Le front des primaires républicaines s'est singulièrement éclairci. Seuls trois candidats restent en lice: Donald Trump, Ted Cruz et John Kasich. Au lendemain d'une victoire symbolique, ce dernier ne peut décemment pas se retirer tout de suite, mais son retrait paraît inévitable. Seul Ted Cruz semble pouvoir faire illusion encore quelques temps, même s'il vient de se faire étriller mardi en ne remportant pas le moindre État.

Trump, cet inconnu méprisable

En Europe, il est pratiquement impossible d'avoir la moindre information non biaisée sur Donald Trump. Le niveau de condescendance et de mépris est si proche de l'hystérie que le soutien - en masse! - des Américains à cet individu semble totalement incompréhensible, comme s'ils avaient été saisis d'une sorte de délire collectif. Il y a pourtant bien des raisons à sa popularité.

Certes, Trump dynamite le politiquement correct. Certes, un Trump européen est juste impensable - il aurait tôt fait de croupir en prison sur ce continent, condamné grâce à nos vigoureuses lois sur la "liberté d'expression". Mais Trump est un communicateur expert en accord avec son époque et ses moyens de communication, la télévision bien sûr, mais aussi Internet, ses réseaux sociaux et Twitter. Il en maîtrise les moindres ficelles.

De plus, et contrairement aux propos tenus par nombre de nos éditorialistes, il n'est ni superficiel, ni stupide. C'est sans doute ce qui fait le plus peur aux élites des deux côtés de l'Atlantique. Orgueilleux sans doute mais réel entrepreneur, il connaît le monde des affaires comme personne et porte un jugement sans appel sur la veulerie et la corruption de la classe politique - y compris celle de Mme Clinton.

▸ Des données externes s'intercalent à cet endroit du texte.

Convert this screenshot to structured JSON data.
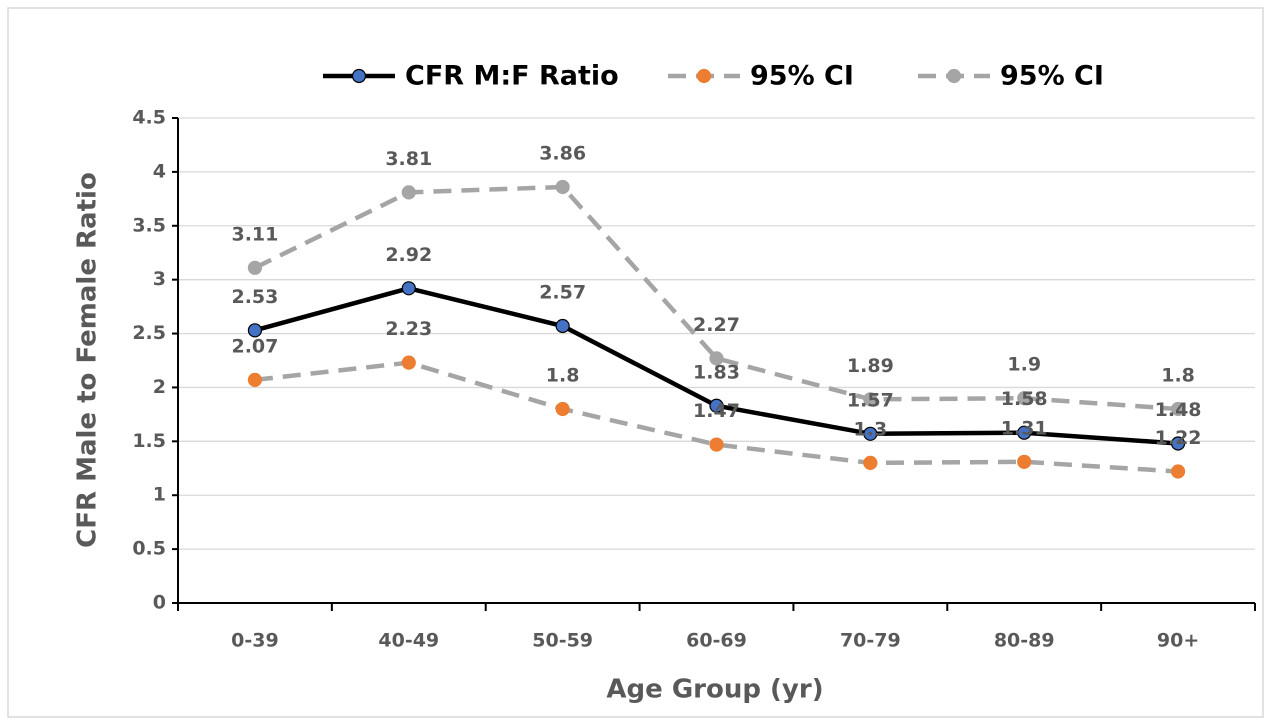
{
  "chart_data": {
    "type": "line",
    "x_label": "Age Group (yr)",
    "y_label": "CFR Male to Female Ratio",
    "categories": [
      "0-39",
      "40-49",
      "50-59",
      "60-69",
      "70-79",
      "80-89",
      "90+"
    ],
    "series": [
      {
        "name": "CFR M:F Ratio",
        "color": "#000000",
        "marker_color": "#4472c4",
        "line_style": "solid",
        "values": [
          2.53,
          2.92,
          2.57,
          1.83,
          1.57,
          1.58,
          1.48
        ]
      },
      {
        "name": "95% CI",
        "color": "#a5a5a5",
        "marker_color": "#ed7d31",
        "line_style": "dashed",
        "values": [
          2.07,
          2.23,
          1.8,
          1.47,
          1.3,
          1.31,
          1.22
        ]
      },
      {
        "name": "95% CI",
        "color": "#a5a5a5",
        "marker_color": "#a5a5a5",
        "line_style": "dashed",
        "values": [
          3.11,
          3.81,
          3.86,
          2.27,
          1.89,
          1.9,
          1.8
        ]
      }
    ],
    "ylim": [
      0,
      4.5
    ],
    "yticks": [
      0,
      0.5,
      1,
      1.5,
      2,
      2.5,
      3,
      3.5,
      4,
      4.5
    ],
    "grid": true,
    "legend": "top",
    "data_labels": true
  }
}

Le canal TVLibertés fait œuvre de salubrité dans le débat en publiant mardi une vidéo des nombreux discours de campagne de Donald Trump depuis l'annonce de sa course à l'investiture. La séquence de 25 minutes représente un effort méritoire pour comprendre le point de vue authentique de M. Trump sur un certain nombre de sujets - l'immigration, la classe politique corrompue, l'interventionnisme militaire, la diplomatie - et ce qu'il espère accomplir à travers une présidence des États-Unis.

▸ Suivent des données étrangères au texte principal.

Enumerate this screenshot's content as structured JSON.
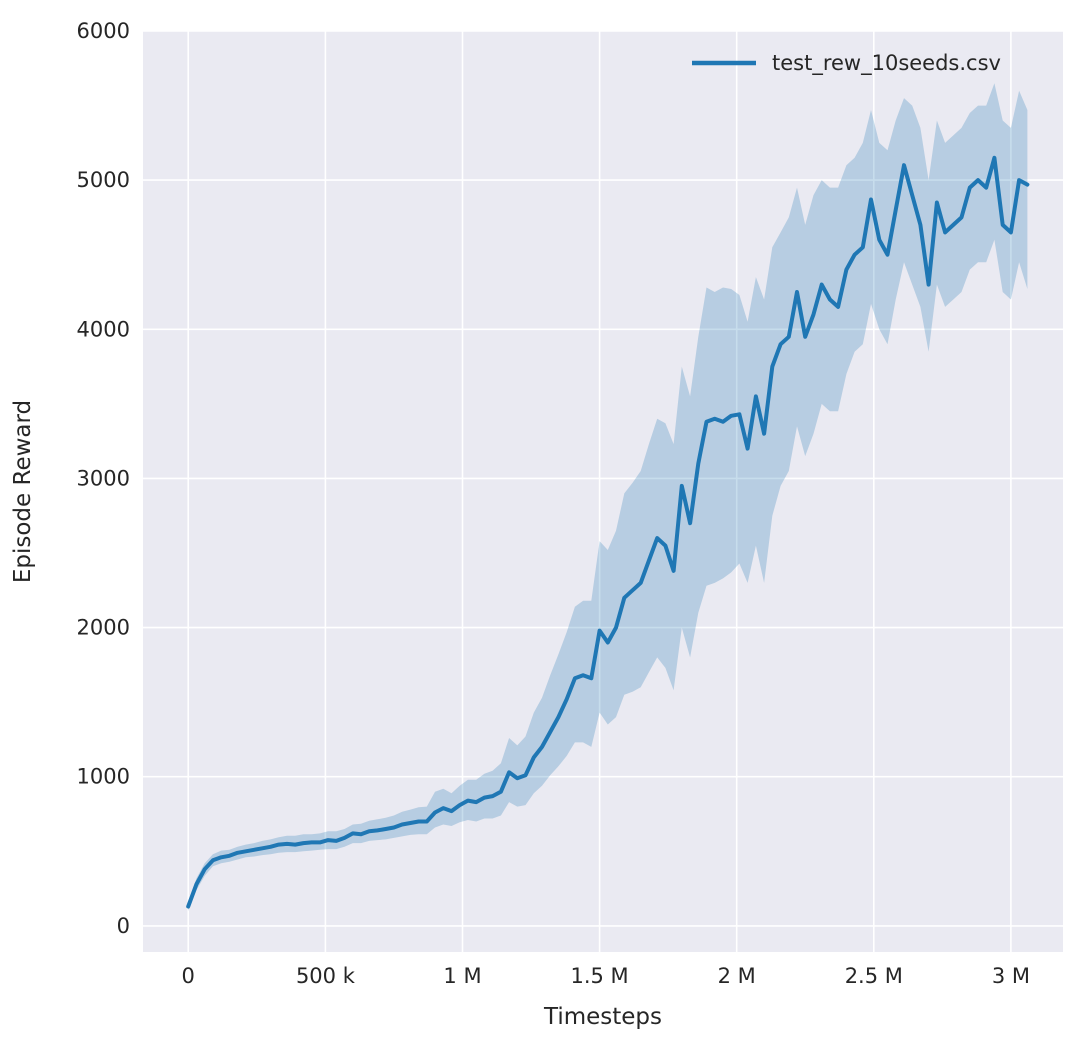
{
  "figure": {
    "background": "#ffffff",
    "panel_background": "#eaeaf2",
    "grid_color": "#ffffff",
    "line_color": "#1f77b4",
    "band_opacity": 0.25,
    "tick_label_color": "#262626",
    "axis_label_color": "#262626",
    "line_width": 4,
    "grid_width": 1.6
  },
  "chart_data": {
    "type": "line",
    "title": "",
    "xlabel": "Timesteps",
    "ylabel": "Episode Reward",
    "grid": true,
    "legend_position": "upper right",
    "legend": [
      {
        "label": "test_rew_10seeds.csv",
        "color": "#1f77b4"
      }
    ],
    "xlim": [
      -165000,
      3190000
    ],
    "ylim": [
      -175,
      6000
    ],
    "x_ticks": [
      {
        "value": 0,
        "label": "0"
      },
      {
        "value": 500000,
        "label": "500 k"
      },
      {
        "value": 1000000,
        "label": "1 M"
      },
      {
        "value": 1500000,
        "label": "1.5 M"
      },
      {
        "value": 2000000,
        "label": "2 M"
      },
      {
        "value": 2500000,
        "label": "2.5 M"
      },
      {
        "value": 3000000,
        "label": "3 M"
      }
    ],
    "y_ticks": [
      {
        "value": 0,
        "label": "0"
      },
      {
        "value": 1000,
        "label": "1000"
      },
      {
        "value": 2000,
        "label": "2000"
      },
      {
        "value": 3000,
        "label": "3000"
      },
      {
        "value": 4000,
        "label": "4000"
      },
      {
        "value": 5000,
        "label": "5000"
      },
      {
        "value": 6000,
        "label": "6000"
      }
    ],
    "series": [
      {
        "name": "test_rew_10seeds.csv",
        "x": [
          0,
          30000,
          60000,
          90000,
          120000,
          150000,
          180000,
          210000,
          240000,
          270000,
          300000,
          330000,
          360000,
          390000,
          420000,
          450000,
          480000,
          510000,
          540000,
          570000,
          600000,
          630000,
          660000,
          690000,
          720000,
          750000,
          780000,
          810000,
          840000,
          870000,
          900000,
          930000,
          960000,
          990000,
          1020000,
          1050000,
          1080000,
          1110000,
          1140000,
          1170000,
          1200000,
          1230000,
          1260000,
          1290000,
          1320000,
          1350000,
          1380000,
          1410000,
          1440000,
          1470000,
          1500000,
          1530000,
          1560000,
          1590000,
          1620000,
          1650000,
          1680000,
          1710000,
          1740000,
          1770000,
          1800000,
          1830000,
          1860000,
          1890000,
          1920000,
          1950000,
          1980000,
          2010000,
          2040000,
          2070000,
          2100000,
          2130000,
          2160000,
          2190000,
          2220000,
          2250000,
          2280000,
          2310000,
          2340000,
          2370000,
          2400000,
          2430000,
          2460000,
          2490000,
          2520000,
          2550000,
          2580000,
          2610000,
          2640000,
          2670000,
          2700000,
          2730000,
          2760000,
          2790000,
          2820000,
          2850000,
          2880000,
          2910000,
          2940000,
          2970000,
          3000000,
          3030000,
          3060000
        ],
        "mean": [
          130,
          280,
          380,
          440,
          460,
          470,
          490,
          500,
          510,
          520,
          530,
          545,
          550,
          545,
          555,
          560,
          560,
          575,
          570,
          590,
          620,
          615,
          635,
          640,
          650,
          660,
          680,
          690,
          700,
          700,
          760,
          790,
          770,
          810,
          840,
          830,
          860,
          870,
          900,
          1030,
          990,
          1010,
          1130,
          1200,
          1300,
          1400,
          1520,
          1660,
          1680,
          1660,
          1980,
          1900,
          2000,
          2200,
          2250,
          2300,
          2450,
          2600,
          2550,
          2380,
          2950,
          2700,
          3100,
          3380,
          3400,
          3380,
          3420,
          3430,
          3200,
          3550,
          3300,
          3750,
          3900,
          3950,
          4250,
          3950,
          4100,
          4300,
          4200,
          4150,
          4400,
          4500,
          4550,
          4870,
          4600,
          4500,
          4800,
          5100,
          4900,
          4700,
          4300,
          4850,
          4650,
          4700,
          4750,
          4950,
          5000,
          4950,
          5150,
          4700,
          4650,
          5000,
          4970
        ],
        "lower": [
          100,
          240,
          335,
          400,
          420,
          430,
          445,
          460,
          465,
          475,
          480,
          490,
          495,
          495,
          500,
          505,
          510,
          515,
          515,
          530,
          555,
          555,
          570,
          575,
          580,
          590,
          600,
          610,
          615,
          615,
          660,
          680,
          670,
          695,
          710,
          700,
          720,
          720,
          740,
          830,
          800,
          810,
          890,
          940,
          1010,
          1070,
          1140,
          1230,
          1230,
          1200,
          1430,
          1350,
          1400,
          1550,
          1570,
          1600,
          1700,
          1800,
          1730,
          1580,
          2000,
          1800,
          2100,
          2280,
          2300,
          2330,
          2370,
          2430,
          2300,
          2550,
          2300,
          2750,
          2950,
          3050,
          3350,
          3150,
          3300,
          3500,
          3450,
          3450,
          3700,
          3850,
          3900,
          4170,
          4000,
          3900,
          4200,
          4450,
          4300,
          4150,
          3850,
          4300,
          4150,
          4200,
          4250,
          4400,
          4450,
          4450,
          4600,
          4250,
          4200,
          4450,
          4270
        ],
        "upper": [
          160,
          320,
          420,
          480,
          505,
          510,
          530,
          545,
          555,
          570,
          580,
          595,
          605,
          605,
          615,
          615,
          620,
          635,
          635,
          650,
          680,
          685,
          705,
          715,
          725,
          740,
          765,
          780,
          795,
          800,
          900,
          920,
          890,
          940,
          980,
          980,
          1020,
          1040,
          1090,
          1260,
          1210,
          1270,
          1430,
          1530,
          1680,
          1820,
          1970,
          2140,
          2180,
          2180,
          2580,
          2520,
          2650,
          2900,
          2970,
          3050,
          3230,
          3400,
          3370,
          3230,
          3750,
          3550,
          3950,
          4280,
          4250,
          4280,
          4270,
          4230,
          4050,
          4350,
          4200,
          4550,
          4650,
          4750,
          4950,
          4700,
          4900,
          5000,
          4950,
          4950,
          5100,
          5150,
          5250,
          5470,
          5250,
          5200,
          5400,
          5550,
          5500,
          5350,
          5000,
          5400,
          5250,
          5300,
          5350,
          5450,
          5500,
          5500,
          5650,
          5400,
          5350,
          5600,
          5470
        ]
      }
    ]
  }
}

Si vous voulez avoir une idée objective de ce souhaite Trump plutôt que de vous contenter de la bouillie indigeste de propagande servie matin, midi et soir par absolument tous les journalistes, alors prenez le temps d'examiner cette vidéo sous-titrée en français.

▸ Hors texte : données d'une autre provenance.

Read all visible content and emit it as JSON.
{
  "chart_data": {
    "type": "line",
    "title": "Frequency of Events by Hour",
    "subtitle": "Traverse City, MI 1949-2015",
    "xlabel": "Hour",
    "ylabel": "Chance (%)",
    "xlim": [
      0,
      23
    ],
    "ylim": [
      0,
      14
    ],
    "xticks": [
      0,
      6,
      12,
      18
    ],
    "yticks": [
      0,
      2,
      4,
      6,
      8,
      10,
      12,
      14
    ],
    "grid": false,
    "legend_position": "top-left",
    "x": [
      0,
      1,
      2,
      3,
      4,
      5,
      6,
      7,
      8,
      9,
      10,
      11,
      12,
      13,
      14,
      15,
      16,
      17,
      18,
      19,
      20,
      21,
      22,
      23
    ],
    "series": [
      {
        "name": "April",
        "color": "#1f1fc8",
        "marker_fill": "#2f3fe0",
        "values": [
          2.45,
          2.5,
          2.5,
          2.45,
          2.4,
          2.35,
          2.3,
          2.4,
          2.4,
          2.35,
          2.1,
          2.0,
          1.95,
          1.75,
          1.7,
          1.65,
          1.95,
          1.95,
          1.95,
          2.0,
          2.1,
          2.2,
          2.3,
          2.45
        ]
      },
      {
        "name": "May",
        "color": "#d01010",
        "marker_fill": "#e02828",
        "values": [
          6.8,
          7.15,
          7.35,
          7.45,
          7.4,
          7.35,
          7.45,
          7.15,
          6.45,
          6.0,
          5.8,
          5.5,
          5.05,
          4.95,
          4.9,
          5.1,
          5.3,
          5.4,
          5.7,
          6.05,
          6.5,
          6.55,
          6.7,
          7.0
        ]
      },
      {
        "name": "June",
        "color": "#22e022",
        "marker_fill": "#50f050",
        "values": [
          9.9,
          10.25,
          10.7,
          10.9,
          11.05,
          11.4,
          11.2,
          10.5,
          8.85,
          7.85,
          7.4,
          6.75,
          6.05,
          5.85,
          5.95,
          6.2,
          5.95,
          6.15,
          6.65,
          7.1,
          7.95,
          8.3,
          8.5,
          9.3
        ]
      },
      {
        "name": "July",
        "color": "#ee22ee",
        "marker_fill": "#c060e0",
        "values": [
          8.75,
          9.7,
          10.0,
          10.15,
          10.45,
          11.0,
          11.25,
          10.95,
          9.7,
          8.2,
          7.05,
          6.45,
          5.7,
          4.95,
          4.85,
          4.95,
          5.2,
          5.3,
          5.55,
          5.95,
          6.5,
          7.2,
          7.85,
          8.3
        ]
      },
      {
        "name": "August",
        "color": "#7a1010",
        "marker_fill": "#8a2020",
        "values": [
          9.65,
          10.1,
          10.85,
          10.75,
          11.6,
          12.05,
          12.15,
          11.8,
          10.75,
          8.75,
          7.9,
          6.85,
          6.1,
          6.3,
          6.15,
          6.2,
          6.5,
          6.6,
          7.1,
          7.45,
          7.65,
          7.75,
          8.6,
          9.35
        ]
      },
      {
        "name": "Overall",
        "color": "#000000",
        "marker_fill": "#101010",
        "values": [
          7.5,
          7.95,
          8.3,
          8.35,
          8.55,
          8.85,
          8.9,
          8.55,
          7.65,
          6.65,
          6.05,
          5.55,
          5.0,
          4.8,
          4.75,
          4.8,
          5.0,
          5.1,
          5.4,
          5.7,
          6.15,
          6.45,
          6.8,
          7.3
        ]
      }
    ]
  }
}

M. Trump pourrait bien être le prochain président des États-Unis, cela vaut la peine de chercher un peu à comprendre son point de vue!

Panique républicaine

Trump représente un coup de poing contre le système, les élites, les lobbies, l'immobilisme, le trafic d'influence - tout ce qu'incarne Hillary Clinton. Ce rejet n'est pas limité au camp républicain. Ce n'est donc pas pour rien que celle-ci doit faire face à une autre révolte, à sa gauche cette fois-ci, par le biais de Bernie Sanders. Mais la plus grande menace sur la candidature de Donald Trump ne vient pas du camp démocrate.

usa,donald trump,électionsParce qu'il ne fait pas partie de l'appareil politique, parce qu'il n'a aucun respect pour les lobbies et connaît tous les rouages de la corruption politique pour s'y être adonné lui-même pendant des années en tant qu'entrepreneur immobilier, Donald Trump suscite une véritable terreur au sein des politiciens de carrière du Parti Républicain.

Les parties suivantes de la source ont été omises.